Divina Conduta
Esta singela narrativa
Ouvi de amado amigo – um gênio dentre os gênios –
História que ele arquiva
Em seus registros de milênios.
Um Espírito que, em si, já conquistara
Inteligência primorosa e rara
Manifestou anseio superior:
Desejou trabalhar junto ao Senhor,
Amá-lo, vê-lo e fruir-lhe a presença...
Para isso pediu aos Ministros da Lei
Que se lhe concedesse uma vida de rei.
Recebida a licença,
Fez-se na Terra um nobre soberano,
Foi grande, poderoso, justo e humano,
Mas, adstrito à própria posição,
Viveu atento à representação
Do povo que escolhera governar.
De volta ao Grande Lar,
Assim que o Mais Além se lhe descerra,
Subiu a conviver com benfeitores
Que haviam sido príncipes na Terra...
Mas, logo após, rogou aos Divinos Mentores
A graça de ser santo...
Tornou ao mundo transformado
Em famoso varão
Que só pensava em perfeição
Viveu de isolamento, entre prece e o jejum,
Sem se doar a mal nenhum;
No entanto, circunscrito
Às tradições da crença em que vivia,
Abandonando o corpo teve a companhia
De ilustrados teólogos do Além,
Mensageiros da Paz e Expoentes do Bem.
Decorrido algum tempo, ele quis ser um artista.
Voltou a Terra músico e pintor;
Foi um gênio a compor e recompor
Imagens de harmonia e poemas em cor.
Regressando ao Além, depois de longos dias,
A transportar consigo láureas resplendentes
Passou a respirar
No clima cultural de artistas eminentes.
Depois disso, por décadas afora,
De vida em vida, em largo itinerário,
Eis que a sede de Cristo mais se lhe aprimora...
Foi Escritor, Juiz, Cientista e Operário.
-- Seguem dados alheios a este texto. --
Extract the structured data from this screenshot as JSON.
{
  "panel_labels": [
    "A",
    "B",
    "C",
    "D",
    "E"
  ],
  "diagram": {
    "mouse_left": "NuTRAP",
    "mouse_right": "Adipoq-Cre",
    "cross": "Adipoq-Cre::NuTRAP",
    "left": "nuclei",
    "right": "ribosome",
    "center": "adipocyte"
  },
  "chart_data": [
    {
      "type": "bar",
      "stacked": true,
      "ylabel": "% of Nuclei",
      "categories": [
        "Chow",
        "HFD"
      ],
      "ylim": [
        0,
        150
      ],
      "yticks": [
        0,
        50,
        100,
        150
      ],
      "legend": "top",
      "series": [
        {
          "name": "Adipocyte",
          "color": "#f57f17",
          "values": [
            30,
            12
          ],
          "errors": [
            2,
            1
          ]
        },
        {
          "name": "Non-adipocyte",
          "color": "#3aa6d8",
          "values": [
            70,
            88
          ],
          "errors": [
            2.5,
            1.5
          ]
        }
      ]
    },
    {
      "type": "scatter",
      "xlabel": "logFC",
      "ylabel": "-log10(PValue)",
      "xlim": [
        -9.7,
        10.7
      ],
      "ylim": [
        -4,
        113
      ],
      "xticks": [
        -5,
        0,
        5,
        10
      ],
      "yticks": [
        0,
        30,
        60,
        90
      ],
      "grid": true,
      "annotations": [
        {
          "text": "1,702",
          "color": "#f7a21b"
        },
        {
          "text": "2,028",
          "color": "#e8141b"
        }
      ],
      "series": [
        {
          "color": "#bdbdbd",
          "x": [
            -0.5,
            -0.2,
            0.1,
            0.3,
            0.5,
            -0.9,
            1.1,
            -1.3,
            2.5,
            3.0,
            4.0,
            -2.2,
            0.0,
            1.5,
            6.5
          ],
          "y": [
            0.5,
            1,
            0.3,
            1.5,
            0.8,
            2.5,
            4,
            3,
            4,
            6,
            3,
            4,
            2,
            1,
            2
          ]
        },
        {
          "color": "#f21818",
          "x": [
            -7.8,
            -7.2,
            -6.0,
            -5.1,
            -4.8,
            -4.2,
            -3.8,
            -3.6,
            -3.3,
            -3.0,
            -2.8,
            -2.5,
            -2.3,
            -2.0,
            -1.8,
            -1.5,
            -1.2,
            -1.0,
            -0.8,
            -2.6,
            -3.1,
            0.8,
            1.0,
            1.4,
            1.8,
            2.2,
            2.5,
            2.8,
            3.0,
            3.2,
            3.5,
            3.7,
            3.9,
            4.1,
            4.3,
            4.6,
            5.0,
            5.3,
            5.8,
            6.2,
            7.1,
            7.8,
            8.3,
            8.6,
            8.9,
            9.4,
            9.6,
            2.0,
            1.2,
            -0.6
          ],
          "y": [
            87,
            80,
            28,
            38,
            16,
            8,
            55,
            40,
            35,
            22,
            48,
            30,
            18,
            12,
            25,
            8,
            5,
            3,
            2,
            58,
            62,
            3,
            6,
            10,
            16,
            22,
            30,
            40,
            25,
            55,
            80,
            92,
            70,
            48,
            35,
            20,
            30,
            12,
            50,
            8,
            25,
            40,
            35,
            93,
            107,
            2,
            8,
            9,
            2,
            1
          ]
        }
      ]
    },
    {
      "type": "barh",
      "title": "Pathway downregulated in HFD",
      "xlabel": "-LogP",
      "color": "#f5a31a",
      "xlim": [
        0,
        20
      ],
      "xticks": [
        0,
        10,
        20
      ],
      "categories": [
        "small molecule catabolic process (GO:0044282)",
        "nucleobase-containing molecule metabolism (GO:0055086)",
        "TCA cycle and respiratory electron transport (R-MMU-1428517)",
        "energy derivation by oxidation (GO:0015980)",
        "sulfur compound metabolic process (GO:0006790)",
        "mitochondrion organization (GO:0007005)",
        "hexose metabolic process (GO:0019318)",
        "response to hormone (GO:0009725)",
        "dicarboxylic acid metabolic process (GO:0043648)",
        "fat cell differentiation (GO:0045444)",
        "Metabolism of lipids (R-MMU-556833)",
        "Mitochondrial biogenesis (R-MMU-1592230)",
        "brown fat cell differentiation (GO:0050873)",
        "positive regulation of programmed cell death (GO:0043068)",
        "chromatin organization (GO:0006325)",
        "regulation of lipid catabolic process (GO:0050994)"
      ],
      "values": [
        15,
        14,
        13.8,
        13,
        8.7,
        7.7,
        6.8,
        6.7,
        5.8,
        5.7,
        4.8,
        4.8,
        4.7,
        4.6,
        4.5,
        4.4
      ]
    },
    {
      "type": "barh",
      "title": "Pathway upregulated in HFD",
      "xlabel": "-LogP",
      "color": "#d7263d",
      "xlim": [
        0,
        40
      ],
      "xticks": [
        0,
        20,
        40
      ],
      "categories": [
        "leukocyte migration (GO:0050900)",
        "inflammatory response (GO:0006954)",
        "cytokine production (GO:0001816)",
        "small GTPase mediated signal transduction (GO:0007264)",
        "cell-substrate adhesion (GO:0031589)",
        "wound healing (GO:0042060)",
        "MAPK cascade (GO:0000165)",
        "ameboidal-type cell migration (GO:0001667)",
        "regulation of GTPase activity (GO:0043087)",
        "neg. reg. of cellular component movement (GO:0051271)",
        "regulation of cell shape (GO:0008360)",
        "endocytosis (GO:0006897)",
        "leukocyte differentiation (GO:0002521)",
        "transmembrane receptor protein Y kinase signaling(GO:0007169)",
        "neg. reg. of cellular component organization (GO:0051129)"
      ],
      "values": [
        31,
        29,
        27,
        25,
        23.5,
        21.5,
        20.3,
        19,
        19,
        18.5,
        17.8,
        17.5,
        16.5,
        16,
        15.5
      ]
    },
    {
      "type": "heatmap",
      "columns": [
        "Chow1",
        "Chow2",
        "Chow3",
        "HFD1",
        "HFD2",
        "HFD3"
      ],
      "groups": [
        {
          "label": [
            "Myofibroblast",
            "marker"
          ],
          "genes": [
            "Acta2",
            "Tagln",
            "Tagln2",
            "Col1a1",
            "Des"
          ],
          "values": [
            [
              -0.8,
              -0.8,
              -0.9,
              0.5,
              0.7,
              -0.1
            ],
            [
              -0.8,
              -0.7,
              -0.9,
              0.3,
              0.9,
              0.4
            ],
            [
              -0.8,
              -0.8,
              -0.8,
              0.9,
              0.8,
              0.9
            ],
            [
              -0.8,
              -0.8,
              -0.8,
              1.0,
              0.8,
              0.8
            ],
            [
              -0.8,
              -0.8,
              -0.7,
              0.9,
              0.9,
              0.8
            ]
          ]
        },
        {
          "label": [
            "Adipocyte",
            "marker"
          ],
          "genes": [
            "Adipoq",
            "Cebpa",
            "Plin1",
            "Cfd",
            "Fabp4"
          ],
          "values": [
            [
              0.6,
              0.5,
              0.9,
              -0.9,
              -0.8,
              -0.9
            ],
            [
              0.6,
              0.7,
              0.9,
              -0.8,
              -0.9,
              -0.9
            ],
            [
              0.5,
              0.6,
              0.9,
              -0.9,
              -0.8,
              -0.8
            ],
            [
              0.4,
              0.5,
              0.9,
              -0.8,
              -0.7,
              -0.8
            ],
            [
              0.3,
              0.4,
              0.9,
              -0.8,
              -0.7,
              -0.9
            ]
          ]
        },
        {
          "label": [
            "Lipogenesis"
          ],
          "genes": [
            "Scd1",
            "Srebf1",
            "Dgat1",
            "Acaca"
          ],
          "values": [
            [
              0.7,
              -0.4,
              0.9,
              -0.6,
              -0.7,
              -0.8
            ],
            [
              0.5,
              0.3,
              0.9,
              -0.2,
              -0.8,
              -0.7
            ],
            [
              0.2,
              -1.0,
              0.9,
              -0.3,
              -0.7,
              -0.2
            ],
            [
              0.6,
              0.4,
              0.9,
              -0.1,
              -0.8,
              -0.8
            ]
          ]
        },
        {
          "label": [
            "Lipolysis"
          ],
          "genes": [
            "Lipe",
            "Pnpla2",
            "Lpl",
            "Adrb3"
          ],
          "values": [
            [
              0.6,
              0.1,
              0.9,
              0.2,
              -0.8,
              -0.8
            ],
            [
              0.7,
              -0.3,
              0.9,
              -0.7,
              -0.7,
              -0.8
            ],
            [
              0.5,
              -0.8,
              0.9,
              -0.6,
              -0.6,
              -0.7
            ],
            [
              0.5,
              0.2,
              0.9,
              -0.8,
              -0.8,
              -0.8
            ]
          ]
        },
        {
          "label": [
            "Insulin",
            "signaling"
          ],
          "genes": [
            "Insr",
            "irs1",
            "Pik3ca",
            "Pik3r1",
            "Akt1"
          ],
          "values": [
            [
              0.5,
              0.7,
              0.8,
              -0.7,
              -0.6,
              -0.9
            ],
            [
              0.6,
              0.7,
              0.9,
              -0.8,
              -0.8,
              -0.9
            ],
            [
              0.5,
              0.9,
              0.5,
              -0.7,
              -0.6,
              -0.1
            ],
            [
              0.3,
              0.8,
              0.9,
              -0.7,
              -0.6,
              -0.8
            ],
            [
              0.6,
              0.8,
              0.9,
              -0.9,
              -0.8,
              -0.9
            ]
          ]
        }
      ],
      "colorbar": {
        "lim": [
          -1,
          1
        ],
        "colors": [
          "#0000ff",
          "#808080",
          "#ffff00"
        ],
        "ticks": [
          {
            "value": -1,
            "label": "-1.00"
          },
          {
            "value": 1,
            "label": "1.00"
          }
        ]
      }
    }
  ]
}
Mas um dia chegou em que ele disse:
- Senhor! Senhor! Tenho escolhido tanto,
Ignoro, porém, o que te agrade,
Dá-me agora, Jesus tua vontade,
Ensina-me o dever,
Para que eu seja o que preciso ser!...
Tempo vasto rolou nas vias do Infinito.
Quando voltou a renascer
Numa casa singela...
A vida lhe corria doce e bela
Quando os pais retornaram para o Além...
Os três irmãos do lar,
Consolidando a própria segurança,
Não se pejaram de o desvincular
Do direito de herança...
Ele não destacou qualquer reclamação,
Aprendera dos pais a ciência do bem.
Aceitou contas que jamais fizera
E compromissos que desconhecia,
Sem ferir ninguém.
Esqueceu todo o mal, buscando um novo dia,
Estudou, quanto pode, entre serviço e escola,
Fez-se negociante e depois lavrador,
Casou-se e converteu-se em pai guiado pelo amor,
Mas porque socorresse aos pobres e aos doentes,
A família insurgiu-se a golpes deprimentes...
A esposa sem razão
Permutou-lhe o carinho e a companhia
Por um homem tocado de ambição.
Ao vê-lo amargurado, em transes de agonia,
Os filhos declararam-no demente
E um processo instaurou-se de repente,
A julgá-lo incapaz de senso e direção.
Destituído e expulso do seu chão,
Não levantou a voz sequer
Para acusar os filhos e à mulher.
E prosseguiu servindo
Agia, sol a sol, por ínfimo ordenado,
Mas esparzindo sempre a riqueza do amor,
Onde surgisse algum necessitado.
Alcançou noventa anos de amargura
E nunca se queixou, nem se deu à secura...
Era sempre um amigo da alegria,
Criando paz e luz, bondade e simpatia.
Certa noite, sozinho,
O estimado velhinho.
Viu-se fora do corpo, ante a pressão da morte...
Procura na oração apoio que o conforte,
Mas isso um anjo posto à cabeceira,
Fala-lhe brandamente: - meu irmão,
Partamos para a vida verdadeira...
Ele escutou celeste cavatina
E, aflito, perguntou; que há que não entendo?
O Emissário aclarou: é a música divina,
Saudando um justo que acabou vencendo...
Entre assombro e receio, estranheza e torpor,
O pobre proferiu ansiosa indagação:
- Quem será esse justo, Deus de Amor?
O silêncio se fez qual se fosse de estalo.
Logo após, o velhinho, a chorar de emoção,
Viu que o próprio Jesus vinha buscá-lo...
Prosternado, gritou: Senhor, eu não mereço!...
Mas o Cristo avançou, estendo-lhe a mão...
Soluçando de amor e de alegria,
O pobre irradiou sublime claridade,
No entanto, nem notou que ele próprio trazia
No próprio coração, a estrela da humildade.